Prima di essere il padre psichedelico dell’immagine cinematografica contemporanea, Lynch appare come un uomo che lavora incessantemente, mentre fuma e scherza con figlia, la piccola Lula Boginia (ultima delle sue quattro figlie, tutte avute da diverse mogli).  Liberato dalla retorica capitalistica del successo o dello sfruttamento, grazie all’esempio di Lynch il lavoro acquista una nuova aurea: diviene, cioè, ciò che rende l’uomo tale, e non ciò che lo soggioga o ne limite la libertà. Diventa, soprattutto, l’orizzonte stesso della libertà.

In maniera osmotica al lavoro di pittore, nel tempo del documentario emerge la vita di Lynch; dall’infanzia americana in una delle innumerevoli “Twin Peaks d’America” alla creazione dei primi corti e poi alla travagliare realizzazione del primo lungometraggio, Eraserhead - La mente che cancella.  Ogni film sembra ridursi al gesto creativo della pittura, alla realizzazione della possibilità di creare mondi nel mondo (anche quando da bambino il suo orizzonte esperienziale non poteva oltrepassare i due isolati) e distendere lo sguardo fino a scorgere l’esistenza del virtuale, ciò che non accade ma che per il nostro occhio può potenzialmente accadere. Lynch riafferma il principio per cui l’arte è arte quando si lega alla concretezza materiale della dimensione del fare. E come sia solo in forza di questa concretezza che la dimensione spirituale compare.

Il film è dedicato alla piccola figlia, che quando crescerà riceverà in dono l’intero girato di ben 25 ore. Più che la sua vita, dunque, Lynch sembra voler donare la libertà radicale del proprio sguardo, vera forza catalizzatrice di ogni azione. A tal proprosito i francesi usano la parola regarde, proprio a evidenziare il carattere attivo e soggiogante dello sguardo che non si limita a restituirci il mondo ce ma lo rifrange contro, in un visione caleidoscopica.

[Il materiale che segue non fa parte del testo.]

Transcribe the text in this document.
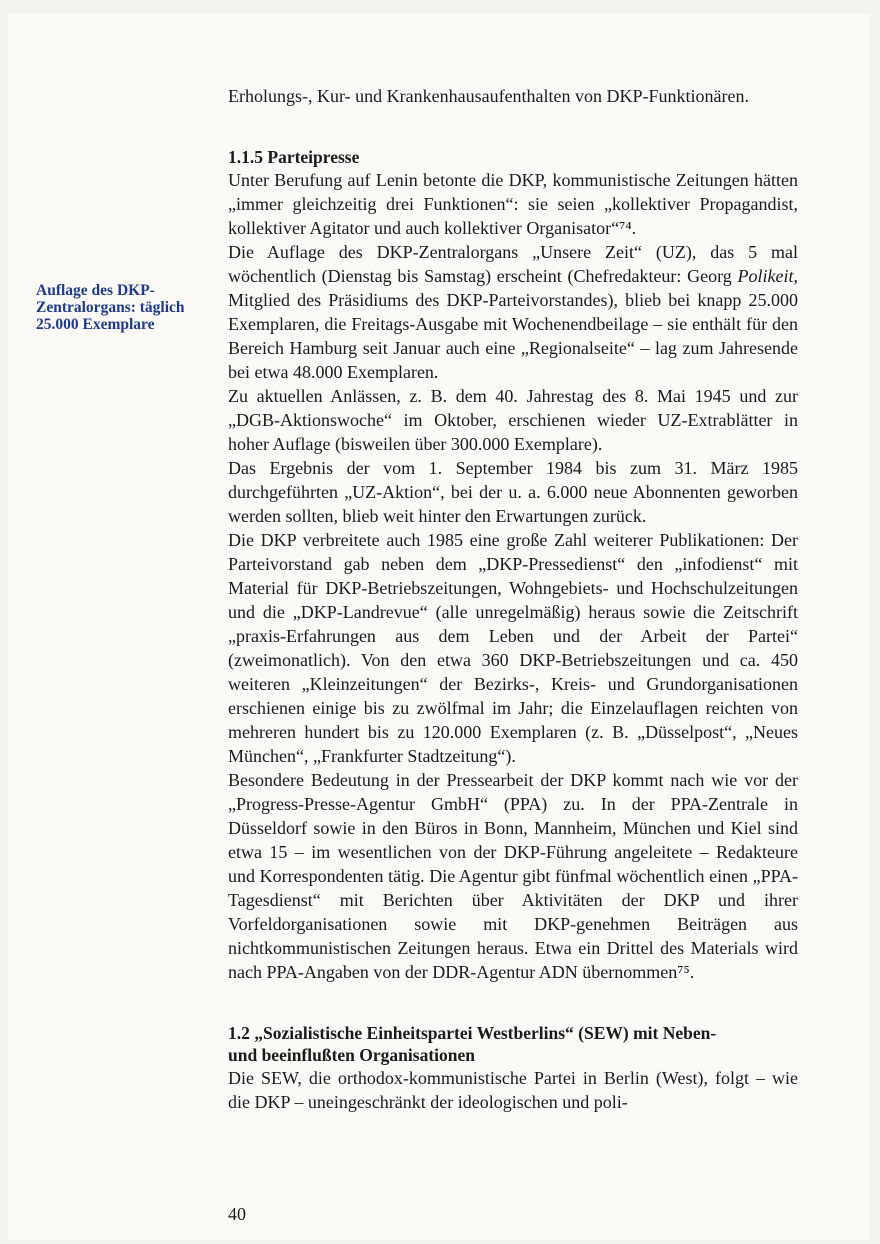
Auflage des DKP-Zentralorgans: täglich 25.000 Exemplare

Erholungs-, Kur- und Krankenhausaufenthalten von DKP-Funktionären.

1.1.5 Parteipresse

Unter Berufung auf Lenin betonte die DKP, kommunistische Zeitungen hätten „immer gleichzeitig drei Funktionen“: sie seien „kollektiver Propagandist, kollektiver Agitator und auch kollektiver Organisator“⁷⁴.

Die Auflage des DKP-Zentralorgans „Unsere Zeit“ (UZ), das 5 mal wöchentlich (Dienstag bis Samstag) erscheint (Chefredakteur: Georg Polikeit, Mitglied des Präsidiums des DKP-Parteivorstandes), blieb bei knapp 25.000 Exemplaren, die Freitags-Ausgabe mit Wochenendbeilage – sie enthält für den Bereich Hamburg seit Januar auch eine „Regionalseite“ – lag zum Jahresende bei etwa 48.000 Exemplaren.

Zu aktuellen Anlässen, z. B. dem 40. Jahrestag des 8. Mai 1945 und zur „DGB-Aktionswoche“ im Oktober, erschienen wieder UZ-Extrablätter in hoher Auflage (bisweilen über 300.000 Exemplare).

Das Ergebnis der vom 1. September 1984 bis zum 31. März 1985 durchgeführten „UZ-Aktion“, bei der u. a. 6.000 neue Abonnenten geworben werden sollten, blieb weit hinter den Erwartungen zurück.

Die DKP verbreitete auch 1985 eine große Zahl weiterer Publikationen: Der Parteivorstand gab neben dem „DKP-Pressedienst“ den „infodienst“ mit Material für DKP-Betriebszeitungen, Wohngebiets- und Hochschulzeitungen und die „DKP-Landrevue“ (alle unregelmäßig) heraus sowie die Zeitschrift „praxis-Erfahrungen aus dem Leben und der Arbeit der Partei“ (zweimonatlich). Von den etwa 360 DKP-Betriebszeitungen und ca. 450 weiteren „Kleinzeitungen“ der Bezirks-, Kreis- und Grundorganisationen erschienen einige bis zu zwölfmal im Jahr; die Einzelauflagen reichten von mehreren hundert bis zu 120.000 Exemplaren (z. B. „Düsselpost“, „Neues München“, „Frankfurter Stadtzeitung“).

Besondere Bedeutung in der Pressearbeit der DKP kommt nach wie vor der „Progress-Presse-Agentur GmbH“ (PPA) zu. In der PPA-Zentrale in Düsseldorf sowie in den Büros in Bonn, Mannheim, München und Kiel sind etwa 15 – im wesentlichen von der DKP-Führung angeleitete – Redakteure und Korrespondenten tätig. Die Agentur gibt fünfmal wöchentlich einen „PPA-Tagesdienst“ mit Berichten über Aktivitäten der DKP und ihrer Vorfeldorganisationen sowie mit DKP-genehmen Beiträgen aus nichtkommunistischen Zeitungen heraus. Etwa ein Drittel des Materials wird nach PPA-Angaben von der DDR-Agentur ADN übernommen⁷⁵.

1.2 „Sozialistische Einheitspartei Westberlins“ (SEW) mit Neben-
und beeinflußten Organisationen

Die SEW, die orthodox-kommunistische Partei in Berlin (West), folgt – wie die DKP – uneingeschränkt der ideologischen und poli-

40
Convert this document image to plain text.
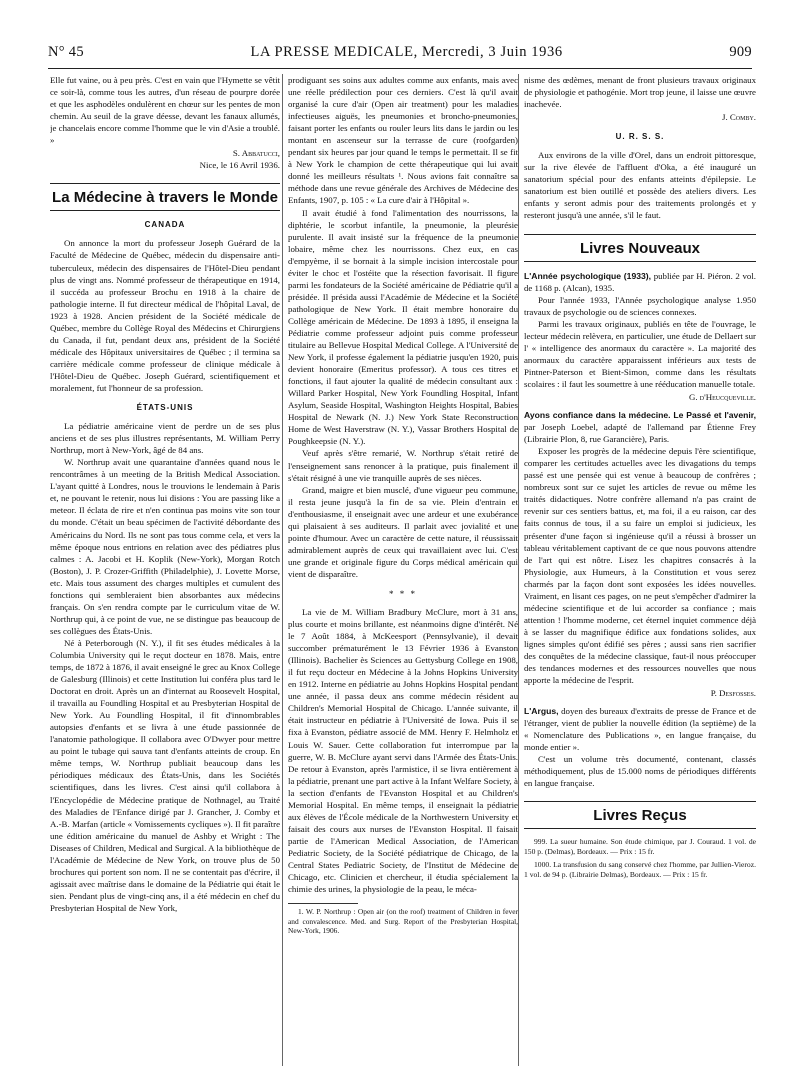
N° 45	LA PRESSE MEDICALE, Mercredi, 3 Juin 1936	909

Elle fut vaine, ou à peu près. C'est en vain que l'Hymette se vêtit ce soir-là, comme tous les autres, d'un réseau de pourpre dorée et que les asphodèles ondulèrent en chœur sur les pentes de mon chemin. Au seuil de la grave déesse, devant les fanaux allumés, je chancelais encore comme l'homme que le vin d'Asie a troublé. »

S. Abbatucci,

Nice, le 16 Avril 1936.

La Médecine à travers le Monde
CANADA

On annonce la mort du professeur Joseph Guérard de la Faculté de Médecine de Québec, médecin du dispensaire anti-tuberculeux, médecin des dispensaires de l'Hôtel-Dieu pendant plus de vingt ans. Nommé professeur de thérapeutique en 1914, il succéda au professeur Brochu en 1918 à la chaire de pathologie interne. Il fut directeur médical de l'hôpital Laval, de 1923 à 1928. Ancien président de la Société médicale de Québec, membre du Collège Royal des Médecins et Chirurgiens du Canada, il fut, pendant deux ans, président de la Société médicale des Hôpitaux universitaires de Québec ; il termina sa carrière médicale comme professeur de clinique médicale à l'Hôtel-Dieu de Québec. Joseph Guérard, scientifiquement et moralement, fut l'honneur de sa profession.

ÉTATS-UNIS

La pédiatrie américaine vient de perdre un de ses plus anciens et de ses plus illustres représentants, M. William Perry Northrup, mort à New-York, âgé de 84 ans.

W. Northrup avait une quarantaine d'années quand nous le rencontrâmes à un meeting de la British Medical Association. L'ayant quitté à Londres, nous le trouvions le lendemain à Paris et, ne pouvant le retenir, nous lui disions : You are passing like a meteor. Il éclata de rire et n'en continua pas moins vite son tour du monde. C'était un beau spécimen de l'activité débordante des Américains du Nord. Ils ne sont pas tous comme cela, et vers la même époque nous entrions en relation avec des pédiatres plus calmes : A. Jacobi et H. Koplik (New-York), Morgan Rotch (Boston), J. P. Crozer-Griffith (Philadelphie), J. Lovette Morse, etc. Mais tous assument des charges multiples et cumulent des fonctions qui sembleraient bien absorbantes aux médecins français. On s'en rendra compte par le curriculum vitae de W. Northrup qui, à ce point de vue, ne se distingue pas beaucoup de ses collègues des États-Unis.

Né à Peterborough (N. Y.), il fit ses études médicales à la Columbia University qui le reçut docteur en 1878. Mais, entre temps, de 1872 à 1876, il avait enseigné le grec au Knox College de Galesburg (Illinois) et cette Institution lui conféra plus tard le Doctorat en droit. Après un an d'internat au Roosevelt Hospital, il travailla au Foundling Hospital et au Presbyterian Hospital de New York. Au Foundling Hospital, il fit d'innombrables autopsies d'enfants et se livra à une étude passionnée de l'anatomie pathologique. Il collabora avec O'Dwyer pour mettre au point le tubage qui sauva tant d'enfants atteints de croup. En même temps, W. Northrup publiait beaucoup dans les périodiques médicaux des États-Unis, dans les Sociétés scientifiques, dans les livres. C'est ainsi qu'il collabora à l'Encyclopédie de Médecine pratique de Nothnagel, au Traité des Maladies de l'Enfance dirigé par J. Grancher, J. Comby et A.-B. Marfan (article « Vomissements cycliques »). Il fit paraître une édition américaine du manuel de Ashby et Wright : The Diseases of Children, Medical and Surgical. A la bibliothèque de l'Académie de Médecine de New York, on trouve plus de 50 brochures qui portent son nom. Il ne se contentait pas d'écrire, il agissait avec maîtrise dans le domaine de la Pédiatrie qui était le sien. Pendant plus de vingt-cinq ans, il a été médecin en chef du Presbyterian Hospital de New York,

prodiguant ses soins aux adultes comme aux enfants, mais avec une réelle prédilection pour ces derniers. C'est là qu'il avait organisé la cure d'air (Open air treatment) pour les maladies infectieuses aiguës, les pneumonies et broncho-pneumonies, faisant porter les enfants ou rouler leurs lits dans le jardin ou les montant en ascenseur sur la terrasse de cure (roofgarden) pendant six heures par jour quand le temps le permettait. Il se fit à New York le champion de cette thérapeutique qui lui avait donné les meilleurs résultats ¹. Nous avions fait connaître sa méthode dans une revue générale des Archives de Médecine des Enfants, 1907, p. 105 : « La cure d'air à l'Hôpital ».

Il avait étudié à fond l'alimentation des nourrissons, la diphtérie, le scorbut infantile, la pneumonie, la pleurésie purulente. Il avait insisté sur la fréquence de la pneumonie lobaire, même chez les nourrissons. Chez eux, en cas d'empyème, il se bornait à la simple incision intercostale pour éviter le choc et l'ostéite que la résection favorisait. Il figure parmi les fondateurs de la Société américaine de Pédiatrie qu'il a présidée. Il présida aussi l'Académie de Médecine et la Société pathologique de New York. Il était membre honoraire du Collège américain de Médecine. De 1893 à 1895, il enseigna la Pédiatrie comme professeur adjoint puis comme professeur titulaire au Bellevue Hospital Medical College. A l'Université de New York, il professe également la pédiatrie jusqu'en 1920, puis devient honoraire (Emeritus professor). A tous ces titres et fonctions, il faut ajouter la qualité de médecin consultant aux : Willard Parker Hospital, New York Foundling Hospital, Infant Asylum, Seaside Hospital, Washington Heights Hospital, Babies Hospital de Newark (N. J.) New York State Reconstruction Home de West Haverstraw (N. Y.), Vassar Brothers Hospital de Poughkeepsie (N. Y.).

Veuf après s'être remarié, W. Northrup s'était retiré de l'enseignement sans renoncer à la pratique, puis finalement il s'était résigné à une vie tranquille auprès de ses nièces.

Grand, maigre et bien musclé, d'une vigueur peu commune, il resta jeune jusqu'à la fin de sa vie. Plein d'entrain et d'enthousiasme, il enseignait avec une ardeur et une exubérance qui plaisaient à ses auditeurs. Il parlait avec jovialité et une pointe d'humour. Avec un caractère de cette nature, il réussissait admirablement auprès de ceux qui travaillaient avec lui. C'est une grande et originale figure du Corps médical américain qui vient de disparaître.

* * *

La vie de M. William Bradbury McClure, mort à 31 ans, plus courte et moins brillante, est néanmoins digne d'intérêt. Né le 7 Août 1884, à McKeesport (Pennsylvanie), il devait succomber prématurément le 13 Février 1936 à Evanston (Illinois). Bachelier ès Sciences au Gettysburg College en 1908, il fut reçu docteur en Médecine à la Johns Hopkins University en 1912. Interne en pédiatrie au Johns Hopkins Hospital pendant une année, il passa deux ans comme médecin résident au Children's Memorial Hospital de Chicago. L'année suivante, il était instructeur en pédiatrie à l'Université de Iowa. Puis il se fixa à Evanston, pédiatre associé de MM. Henry F. Helmholz et Louis W. Sauer. Cette collaboration fut interrompue par la guerre, W. B. McClure ayant servi dans l'Armée des États-Unis. De retour à Evanston, après l'armistice, il se livra entièrement à la pédiatrie, prenant une part active à la Infant Welfare Society, à la section d'enfants de l'Evanston Hospital et au Children's Memorial Hospital. En même temps, il enseignait la pédiatrie aux élèves de l'École médicale de la Northwestern University et faisait des cours aux nurses de l'Evanston Hospital. Il faisait partie de l'American Medical Association, de l'American Pediatric Society, de la Société pédiatrique de Chicago, de la Central States Pediatric Society, de l'Institut de Médecine de Chicago, etc. Clinicien et chercheur, il étudia spécialement la chimie des urines, la physiologie de la peau, le méca-

1. W. P. Northrup : Open air (on the roof) treatment of Children in fever and convalescence. Med. and Surg. Report of the Presbyterian Hospital, New-York, 1906.

nisme des œdèmes, menant de front plusieurs travaux originaux de physiologie et pathogénie. Mort trop jeune, il laisse une œuvre inachevée.

J. Comby.

U. R. S. S.

Aux environs de la ville d'Orel, dans un endroit pittoresque, sur la rive élevée de l'affluent d'Oka, a été inauguré un sanatorium spécial pour des enfants atteints d'épilepsie. Le sanatorium est bien outillé et possède des ateliers divers. Les enfants y seront admis pour des traitements prolongés et y resteront jusqu'à une année, s'il le faut.

Livres Nouveaux

L'Année psychologique (1933), publiée par H. Piéron. 2 vol. de 1168 p. (Alcan), 1935.

Pour l'année 1933, l'Année psychologique analyse 1.950 travaux de psychologie ou de sciences connexes.

Parmi les travaux originaux, publiés en tête de l'ouvrage, le lecteur médecin relèvera, en particulier, une étude de Dellaert sur l' « intelligence des anormaux du caractère ». La majorité des anormaux du caractère apparaissent inférieurs aux tests de Pintner-Paterson et Bient-Simon, comme dans les résultats scolaires : il faut les soumettre à une rééducation manuelle totale.

G. d'Heucqueville.

Ayons confiance dans la médecine. Le Passé et l'avenir, par Joseph Loebel, adapté de l'allemand par Étienne Frey (Librairie Plon, 8, rue Garancière), Paris.

Exposer les progrès de la médecine depuis l'ère scientifique, comparer les certitudes actuelles avec les divagations du temps passé est une pensée qui est venue à beaucoup de confrères ; nombreux sont sur ce sujet les articles de revue ou même les traités didactiques. Notre confrère allemand n'a pas craint de revenir sur ces sentiers battus, et, ma foi, il a eu raison, car des faits connus de tous, il a su faire un emploi si judicieux, les présenter d'une façon si ingénieuse qu'il a réussi à brosser un tableau véritablement captivant de ce que nous pouvons attendre de l'art qui est nôtre. Lisez les chapitres consacrés à la Physiologie, aux Humeurs, à la Constitution et vous serez charmés par la façon dont sont exposées les idées nouvelles. Vraiment, en lisant ces pages, on ne peut s'empêcher d'admirer la médecine scientifique et de lui accorder sa confiance ; mais attention ! l'homme moderne, cet éternel inquiet commence déjà à se lasser du magnifique édifice aux fondations solides, aux lignes simples qu'ont édifié ses pères ; aussi sans rien sacrifier des conquêtes de la médecine classique, faut-il nous préoccuper des tendances modernes et des ressources nouvelles que nous apporte la médecine de l'esprit.

P. Desfosses.

L'Argus, doyen des bureaux d'extraits de presse de France et de l'étranger, vient de publier la nouvelle édition (la septième) de la « Nomenclature des Publications », en langue française, du monde entier ».

C'est un volume très documenté, contenant, classés méthodiquement, plus de 15.000 noms de périodiques différents en langue française.

Livres Reçus

999. La sueur humaine. Son étude chimique, par J. Couraud. 1 vol. de 150 p. (Delmas), Bordeaux. — Prix : 15 fr.

1000. La transfusion du sang conservé chez l'homme, par Jullien-Vieroz. 1 vol. de 94 p. (Librairie Delmas), Bordeaux. — Prix : 15 fr.
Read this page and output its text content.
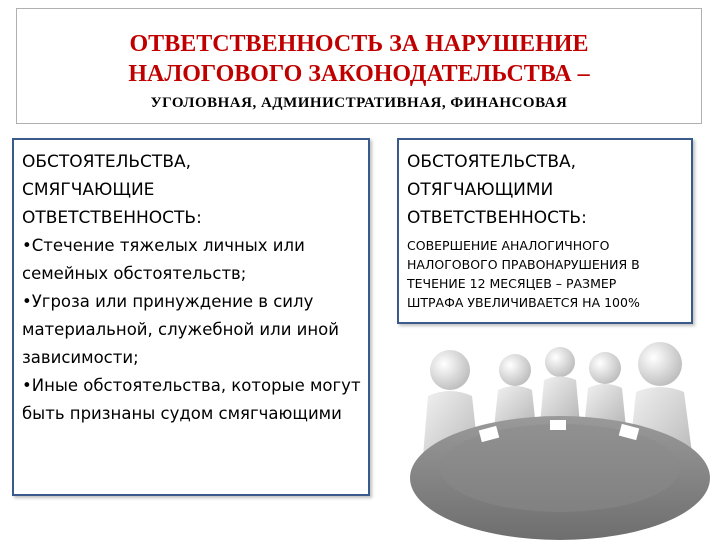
ОТВЕТСТВЕННОСТЬ ЗА НАРУШЕНИЕ
НАЛОГОВОГО ЗАКОНОДАТЕЛЬСТВА –
УГОЛОВНАЯ, АДМИНИСТРАТИВНАЯ, ФИНАНСОВАЯ
ОБСТОЯТЕЛЬСТВА,
СМЯГЧАЮЩИЕ
ОТВЕТСТВЕННОСТЬ:

•Стечение тяжелых личных или семейных обстоятельств;

•Угроза или принуждение в силу материальной, служебной или иной зависимости;

•Иные обстоятельства, которые могут быть признаны судом смягчающими

ОБСТОЯТЕЛЬСТВА,
ОТЯГЧАЮЩИМИ
ОТВЕТСТВЕННОСТЬ:
СОВЕРШЕНИЕ АНАЛОГИЧНОГО
НАЛОГОВОГО ПРАВОНАРУШЕНИЯ В
ТЕЧЕНИЕ 12 МЕСЯЦЕВ – РАЗМЕР
ШТРАФА УВЕЛИЧИВАЕТСЯ НА 100%
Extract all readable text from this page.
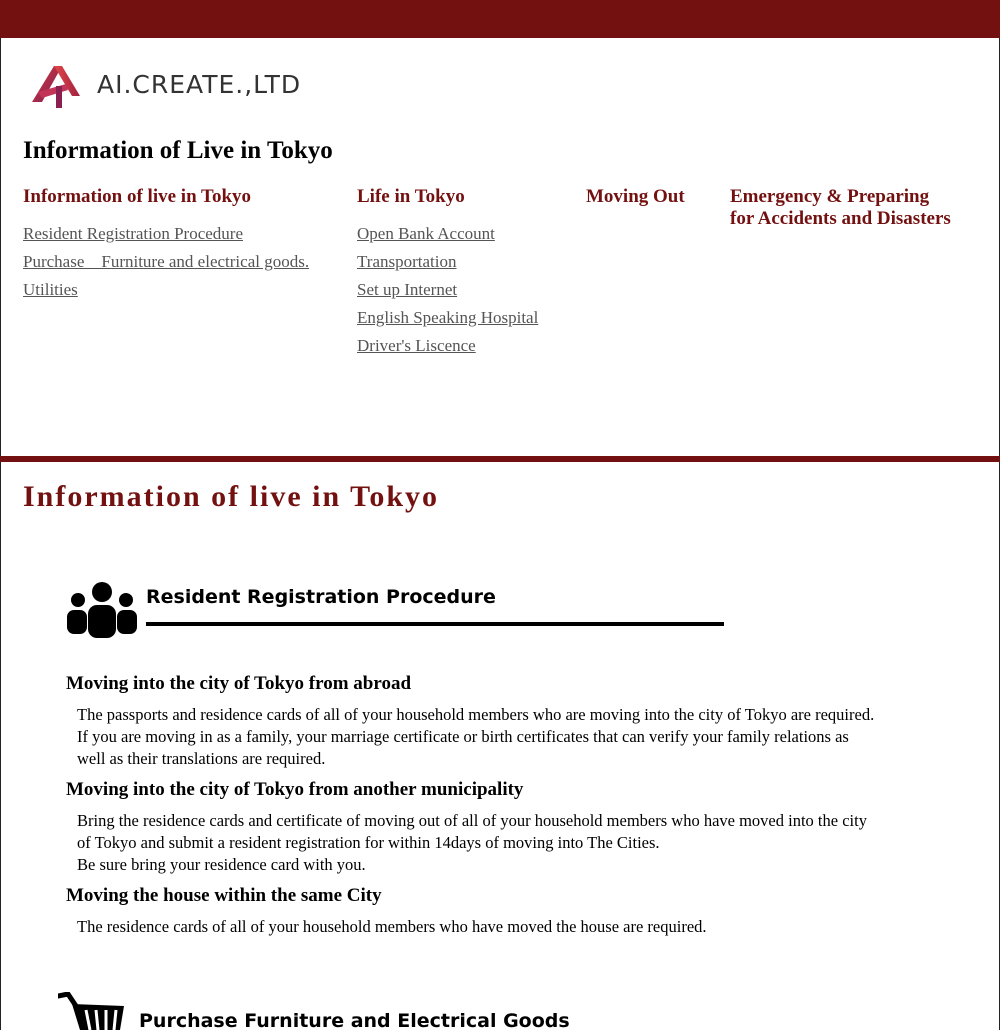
AI.CREATE.,LTD
Information of Live in Tokyo
Information of live in Tokyo
Resident Registration Procedure
Purchase　Furniture and electrical goods.
Utilities
Life in Tokyo
Open Bank Account
Transportation
Set up Internet
English Speaking Hospital
Driver's Liscence
Moving Out Emergency & Preparing
for Accidents and Disasters
Information of live in Tokyo
Resident Registration Procedure
Moving into the city of Tokyo from abroad

The passports and residence cards of all of your household members who are moving into the city of Tokyo are required.
If you are moving in as a family, your marriage certificate or birth certificates that can verify your family relations as
well as their translations are required.

Moving into the city of Tokyo from another municipality

Bring the residence cards and certificate of moving out of all of your household members who have moved into the city
of Tokyo and submit a resident registration for within 14days of moving into The Cities.
Be sure bring your residence card with you.

Moving the house within the same City

The residence cards of all of your household members who have moved the house are required.

Purchase Furniture and Electrical Goods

Un concetto estetico reso dal film stesso, che non ricorre ai colori ipersaturati alla Lynch, ma è così libera da concedersi la tranquillità cromatica di colori caldi e immagini nitide, ad alta risoluzione.

David Lynch: The Art Life
Usa, 2016, 90'
Titolo originale:
David Lynch: The Art Life
Regia:
Jon Nguyen, Olivia Neergaard-Holm, Rick Barnes
Musica:
Jonatan Bengta
Produzione:
Duck Diver Films, Hideout Films, Kong Gulerod Film
Distribuzione:
Wanted

David Lynch racconta gli anni della sua formazione artistica. Dall'infanzia nella tranquilla provincia Americana fino all'arrivo a Philadelphia, le tappe del percorso che lo ha portato a diventare uno dei più grandi uomini di cinema mai esistiti.